No desenvolver de toda sua obra, Guilherme de Almeida, embora modernista e revolucionário, não se prendeu a escolas e correntes. Fez questão de defender a sua solidão, certo de que, na literatura como em tudo o mais, só uma coisa é indestrutível: o trabalho - na convicção de que, antes do artesanato - antes mesmo da possibilidade de haver um problema de pura técnica - deve o lado moral do avanço ser resolvido.


É capaz, a escola literária, de ter uma função disciplinadora, até mesmo encaminhadora, desde que compreendida com realismo. Porque mais importante do que ela é o autor, e este deve abandoná-la em prazo útil, a fim de seguir sozinho. No fundo, porém, a solidão assusta. Faz medo. E o poeta, se não tiver coragem de ser o que é, pode acabar no vazio. A escola, não, esta protege. É normal que os componentes de determinada idéia estética - ou de um grupo, de uma geração - se defendam mutuamente. Quem está do lado da tese é sempre ótimo. Quem não deve ser atacado. Os adeptos de uma escola passam então a achar insuperáveis os poetas de seu grupo; e superados, os que a ele não pertençam.


No decorrer dos anos da revolução literária brasileira, houve muitas teses. O que foi bom - não é preciso que se repita porque literatura precisa de duas coisas: insubmissão e renovação. Mas a obediência a grupos acaba sendo submissão. Do ponto de vista geral, a seita pode provocar um salto para frente, embora, vista do ângulo de quem procura criar uma obra, seja um empecilho. O grande artista é sempre um participante e um solitário.


Como participante e solitário costuma ser o poeta que ama seu lugar e seu tempo, mas não se desprende de sua condição de combatente em favor do progresso de uma feitura, de uma conquista de liberdade e do dever de se realizar, de atingir a plenitude de si mesmo.

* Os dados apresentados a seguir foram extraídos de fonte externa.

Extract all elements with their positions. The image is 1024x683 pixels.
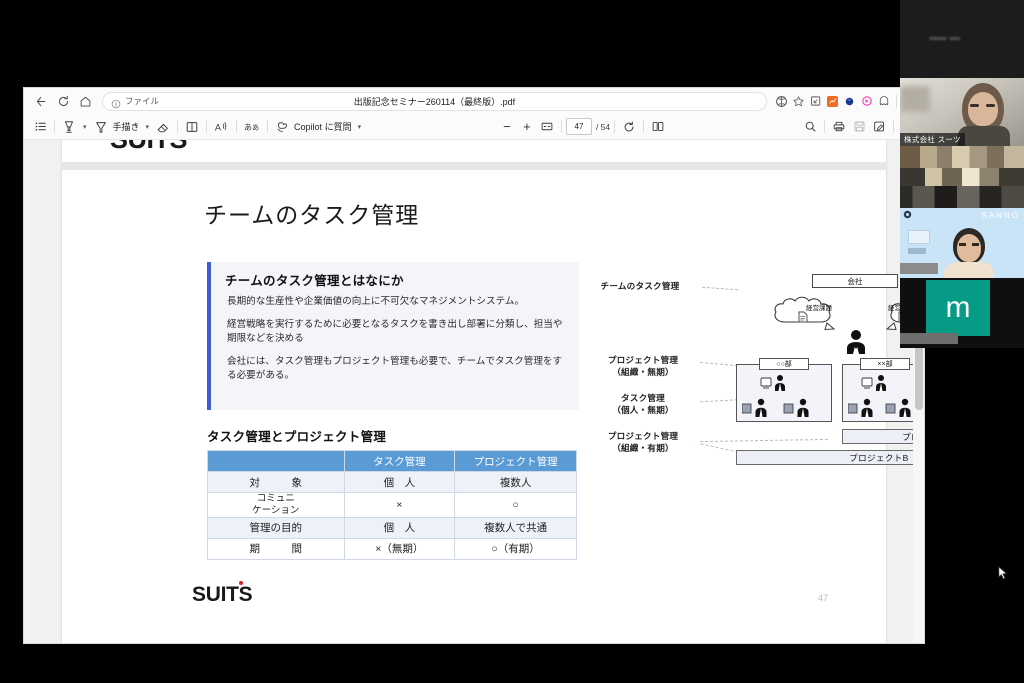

Porque fazer poesia é também um modo de ir além dos limites que as formas, as fôrmas e as fórmulas nos impõem.


Sai agora, a segunda edição do livro "Sonetos de Guilherme de Almeida", lançado pela Academia Brasileira de Letras em parceria com a Academia Paulista de Letras e a Imprensa Oficial do Estado de São Paulo: é livro de um poeta de voz limpa que paira acima da linguagem poética do Brasil.